Continue as long as neither list is empty:
  For each enemy in the enemy list:
  Designate "Point A" as the coordinates of the enemy, PLUS 0.5 to both x and y.
    For each section in the section list:
      Designate "Point B" as the upper-left-most coordinate, PLUS 0.5 to both x and y.
      Count how many of the section border segments cross a line between A and B.
      If the answer is even:  
        remove this section from the section list
        skip forward to the next enemy
If any sections remain in the list, they are free of enemies.  Fill them in.

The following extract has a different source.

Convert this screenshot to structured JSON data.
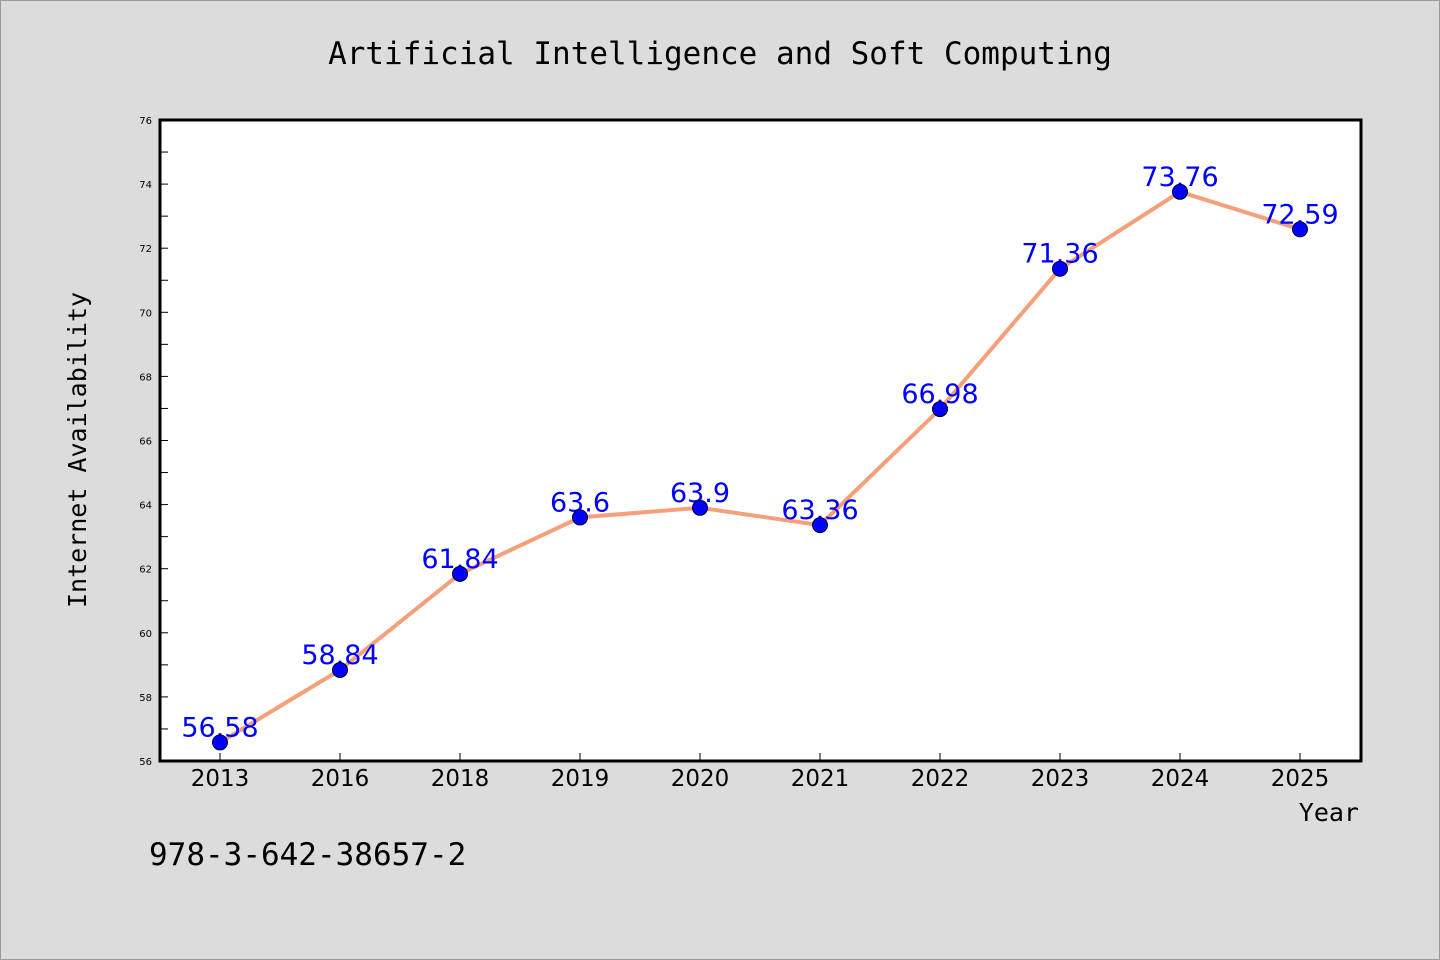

The addition of the 0.5 to the coordinates of the "probe line" are thanks to Derek's SoS resource; they eliminate the difficult case where the lines coincide rather than simply crossing or not crossing.

Answer 3

If it's easy to determine where the borders of a region to possibly fill are, you can use the following approach:

1. Assign each edge a clockwise directionality. That is, construct a vector for each edge that starts on its corners and has a direction such that a clockwise path around the region is described by these vectors.
2. For each enemy:
   • Construct a vector starting from the enemy and ending on the closest edge. We'll call this an enemy_vector.
   • Calculate the cross product of the enemy_vector and the vector corresponding to the closest edge. The sign of the cross product will tell you whether the enemy is inside the region: if it's positive, the enemy is outside of it, and if it's negative it isn't!

EXAMPLE:

Suppose we have the following region and enemy to evaluate the inside-ness of.

We can encode the region as a series of vectors that give it a clockwise orientation, like so:

So how do we use that to determine the side of the region inhabited by the enemy? We draw a vector from it (which I've colored red) to the nearest edge (which I've colored green)...

...and take the cross product of the red vector and the green vector. Application of the right-hand rule tells us that (red) x (green) > 0, so the enemy must be outside the region!